I will come back to these numbers in chapter four. For now, the relevant fact is that BEAM is not a typical QA benchmark. It is short for *Benchmark for Epistemic Agent Memory* — a test of whether a system can keep track of a long conversation *as it changes*. This is exactly the failure mode the customer-support agent exhibited on day fourteen. And the 0.79 score is the artifact; the underlying shift is from "context equals memory" to "graph equals memory."

Cognee is the engineering embodiment of that shift. The rest of the series is about how the embodiment is built.

A short tour of the next four chapters

**Chapter 1, *Extract, Cognify, Load*,** opens the engine room. The cognify() function in cognee/api/v1/cognify/cognify.py is a strictly sequential pipeline of five Task objects. The chapter walks each one, surfaces the two-schema problem (LLM-facing KnowledgeGraph with string IDs vs runtime DataPoint with UUIDs), and explains the bridge function integrate_chunk_graphs that translates one into the other. I expected the cognify function to be "run the LLM once and store the result." It is not.

**Chapter 2, *Seventeen Ways to Ask a Graph*,** takes the SearchType enum apart. Seventeen values, all behind a uniform three-method contract on BaseRetriever: get_retrieved_objects, get_context_from_objects, get_completion_from_context. The chapter follows a single query through the dispatcher, the retriever factory, and the default GRAPH_COMPLETION retriever's *brute-force triplet search* algorithm — the algorithm that won the BEAM score. I expected seventeen search types to be redundancy. They are not.
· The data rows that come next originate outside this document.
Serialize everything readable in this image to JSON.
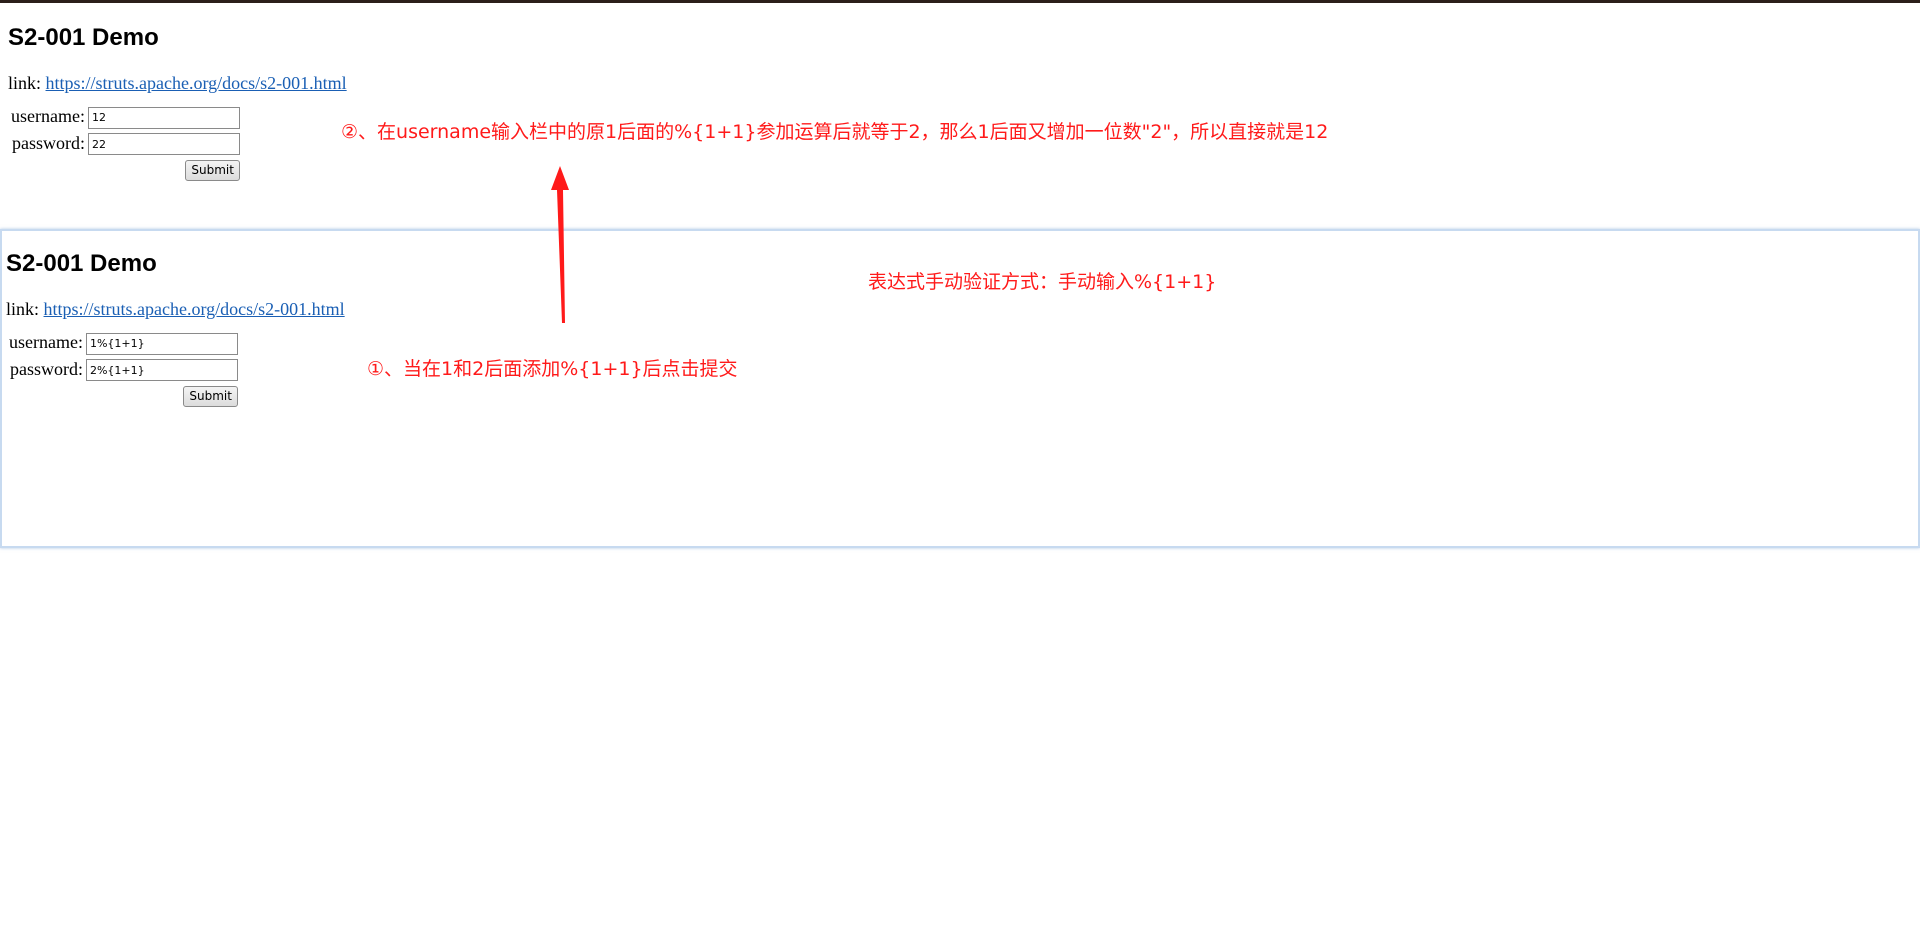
{
  "top_demo": {
    "title": "S2-001 Demo",
    "link_prefix": "link: ",
    "link_text": "https://struts.apache.org/docs/s2-001.html",
    "username_label": "username:",
    "username_value": "12",
    "password_label": "password:",
    "password_value": "22",
    "submit_label": "Submit"
  },
  "bottom_demo": {
    "title": "S2-001 Demo",
    "link_prefix": "link: ",
    "link_text": "https://struts.apache.org/docs/s2-001.html",
    "username_label": "username:",
    "username_value": "1%{1+1}",
    "password_label": "password:",
    "password_value": "2%{1+1}",
    "submit_label": "Submit"
  },
  "annotations": {
    "note_2": "②、在username输入栏中的原1后面的%{1+1}参加运算后就等于2，那么1后面又增加一位数\"2\"，所以直接就是12",
    "note_method": "表达式手动验证方式：手动输入%{1+1}",
    "note_1": "①、当在1和2后面添加%{1+1}后点击提交"
  },
  "colors": {
    "annotation": "#ff1a1a",
    "link": "#1a5fb4"
  }
}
**Chapter 3, *The Handle That Survived Eviction*,** opens the cognee/infrastructure/ directory. The interesting design is a 3-layer caching architecture: an LRU, a proxy whose every attribute access re-resolves through the cache, and a per-tenant DB isolation layer driven by Python ContextVars. The chapter explains why the pattern exists, what the codebase explicitly rejected (per-tenant connection pools, per-tenant database-per-process), and why it works for six graph backends, three vector backends, and five cache backends without changing the engine interface.

**Chapter 4, *What Beating RAG Actually Proves*,** is the closing case study. BEAM is not a needle-in-a-haystack test. The 0.79 score is the artifact; the shift is in the test, not the score. The chapter presents the action frame: try cognee-cli -ui for a local playground, run the BEAM-style eval yourself, and put ENABLE_BACKEND_ACCESS_CONTROL=True before any production deployment.

A metaphor for the road

Think of agent memory as a geological formation. Sediment accumulates. The lower layers are the older facts, compressed and slightly transformed by the pressure of newer layers above. The layers interact: a fact in layer three gets reinterpreted when a related fact lands in layer seven. Memory is not a stack of independent chunks. It is a stratified record where every new fact can disturb the meaning of the old ones.

The ECL pipeline in cognee is, in this image, the geological process. The cognify step is the sedimentation — each chunk of input is compressed into a node, embedded, and linked. The memify step is the metamorphism — when the graph is enriched, the meaning of the older nodes shifts. The recall step is the archaeologist: the LLM reads the strata and answers a question. The session cache is the surface weather — quick, ephemeral, easily erased. The permanent graph is the bedrock.

This metaphor is not decoration. It is the architecture. And it is the lens through which the next four chapters read the code.